At this point, do the necessary find & replace processing to the field codes. Highlight the processed field codes, copy, ALT + TAB back to the original document, and paste back between the { } brackets.
Stop the macro recording. Add any further custom processing to the macro VBA.
Select-All and re-toggle the field codes. Update the field codes.
You don't need a macro. Just toggle all field codes on by using Alt+F9. Then do a find and replace for what you want to change. Once the replacement is complete, use Alt+F9 again to toggle the field codes back off.

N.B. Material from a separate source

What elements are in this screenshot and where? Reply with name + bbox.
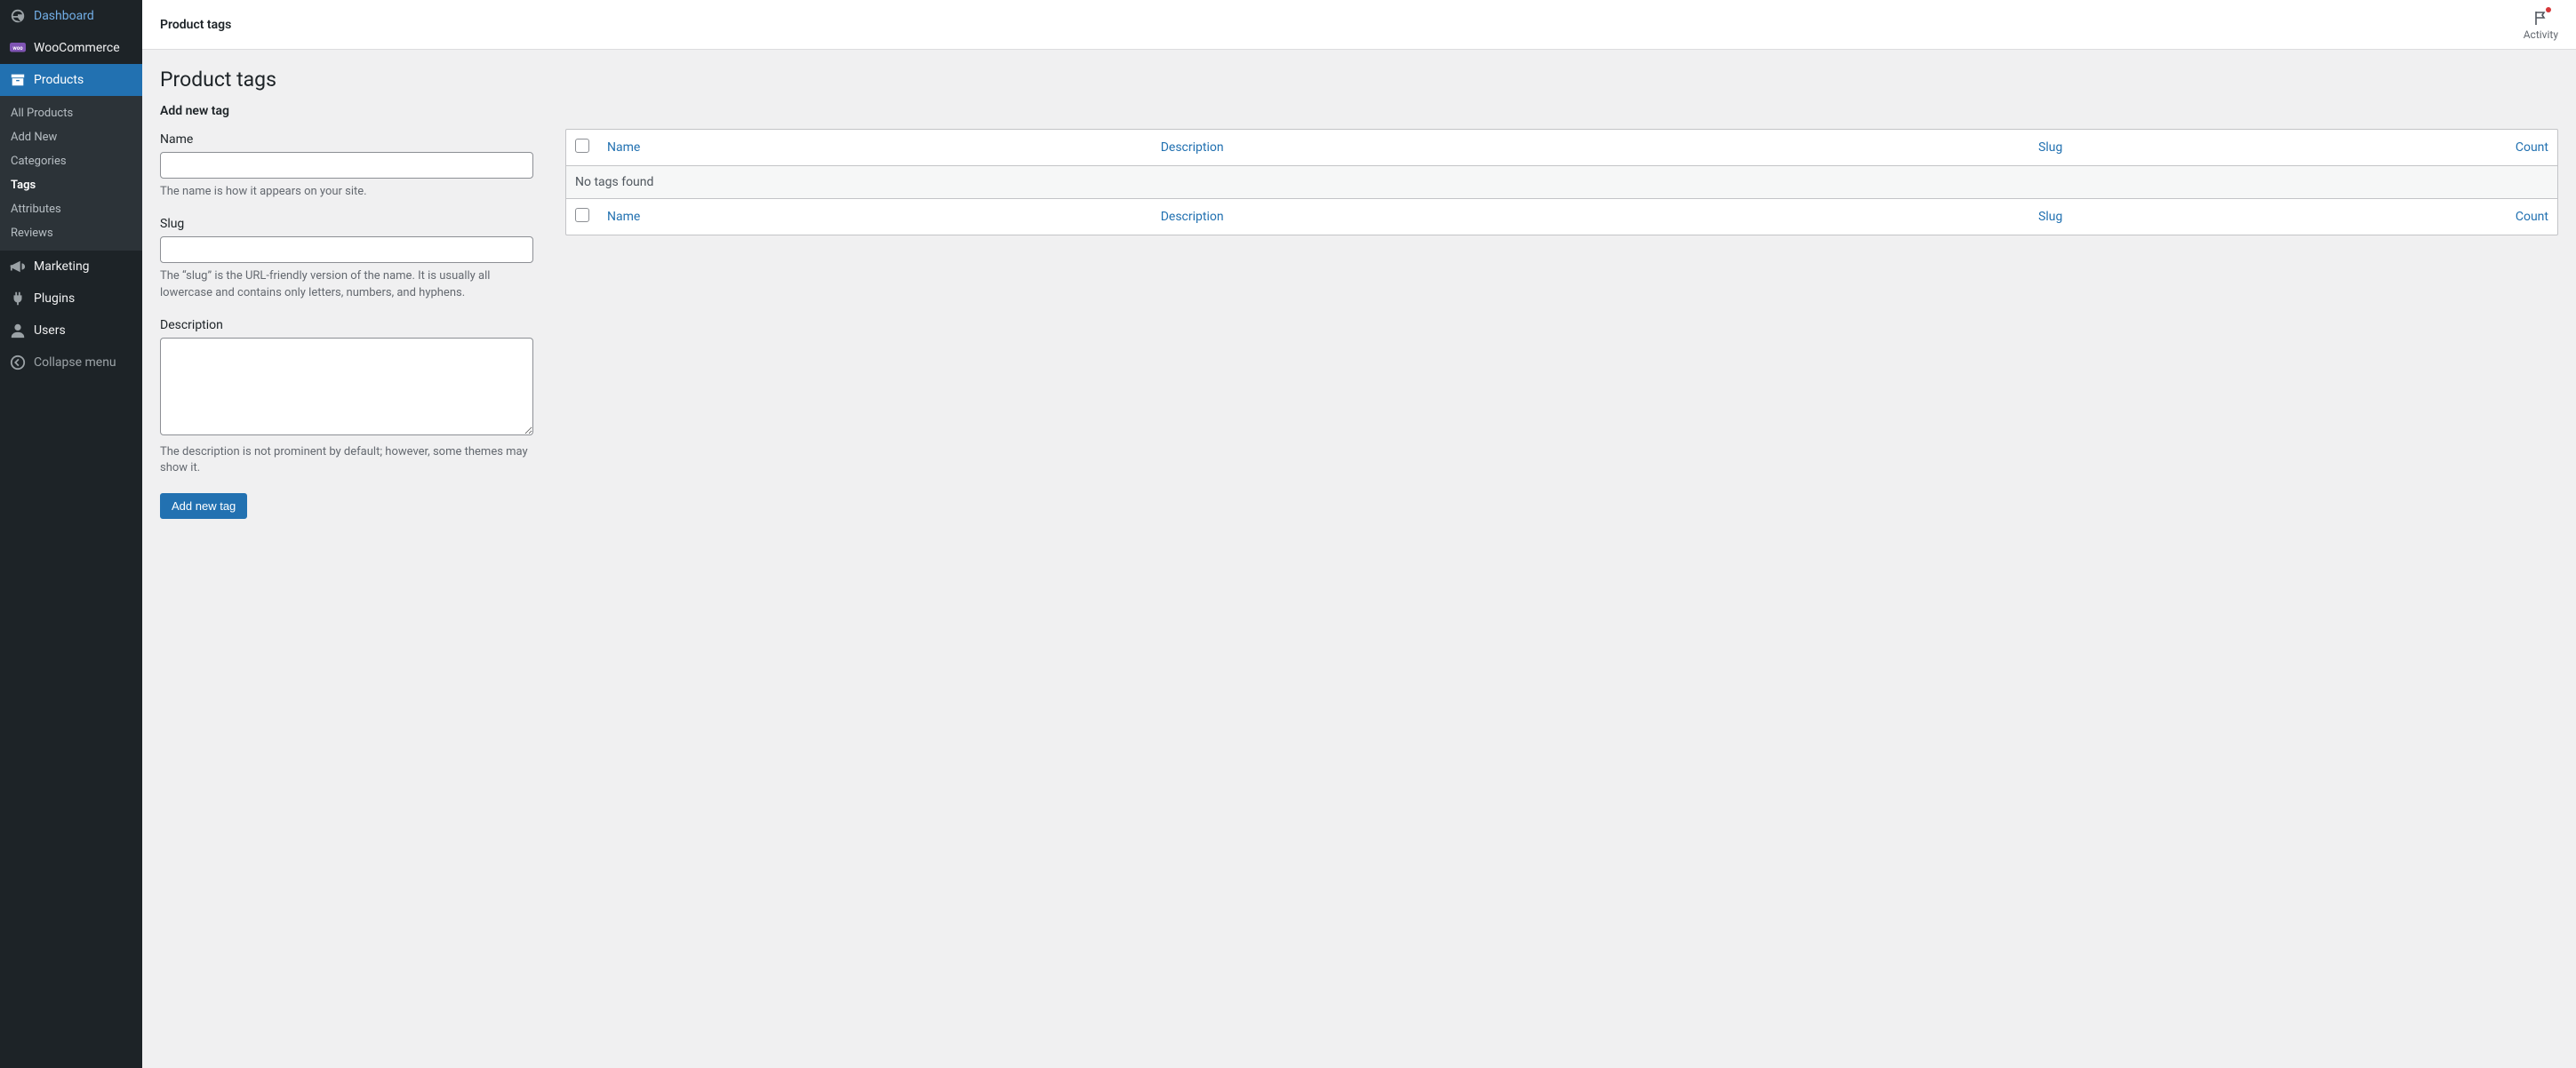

Disclaimer: I didn't originate this solution, but it's clean and elegant and I thought it should be included here:
(Adapted from Search & Replace Field Codes in Word):
Create or find a single instance of the field you want to convert text to
Toggle Field Codes visible (AltF9)
Copy the code for the field you want to use to the Clipboard (highlight and CtrlC)
Open the Replace dialog box (CtrlH), insert the text you want to replace in the Find What box and then enter ^c in the Replace With box.
This will replace your text with the contents of the Clipboard, turning it into the field code you copied in step 3. It also copies formatting information (font, color, etc.), to control how the field will appear when hidden. (Caveat: I've tested this with Word 2003 under Windows 7 only.)
Coming in late on this, probably way too late for Beth (sorry Beth). And this may not be quite what Beth was looking for. But for anyone interested ...
It sounds like Beth may have created captions throughout the document using INSERT CAPTION (hence the presence of field codes). This means these captions will have been (automatically) created in CAPTION style.
To globally replace the separator "." with " " (space) in such captions, take two steps:
[1] Go to REFERENCES | INSERT CAPTION, then click on NUMBERING and replace the SEPARATOR "." with "EM-DASH". This will replace all separators in captions for the selected label in the CAPTION Window. If you have other labels in use in the document (e.g. FIGURE), select the other labels one by one and repeat this process.
[2] Do a find/replace searching for special character "em-dash" (^+) in style CAPTION, replacing with " ". Click REPLACE ALL.
Voila!
NOTE: This presumes that em-dash does not appear in the caption text anywhere. If it does, then you'll need to do a pre- and post- "fiddle" to ensure these em-dashes are not touched by the global replace above.
The "pre-fiddle" is to do a global find/replace across captions, replacing the em-dash ("^+") with some other string (e.g. "EM-DASH") that doesn't ever occur in any caption's text. Then you do the separator change as described above. Finally, the "post-fiddle" is to restore the em-dashes that were in the captions, by doing a global replace of the string "EM-DASH" with the actual em-dash character "^+".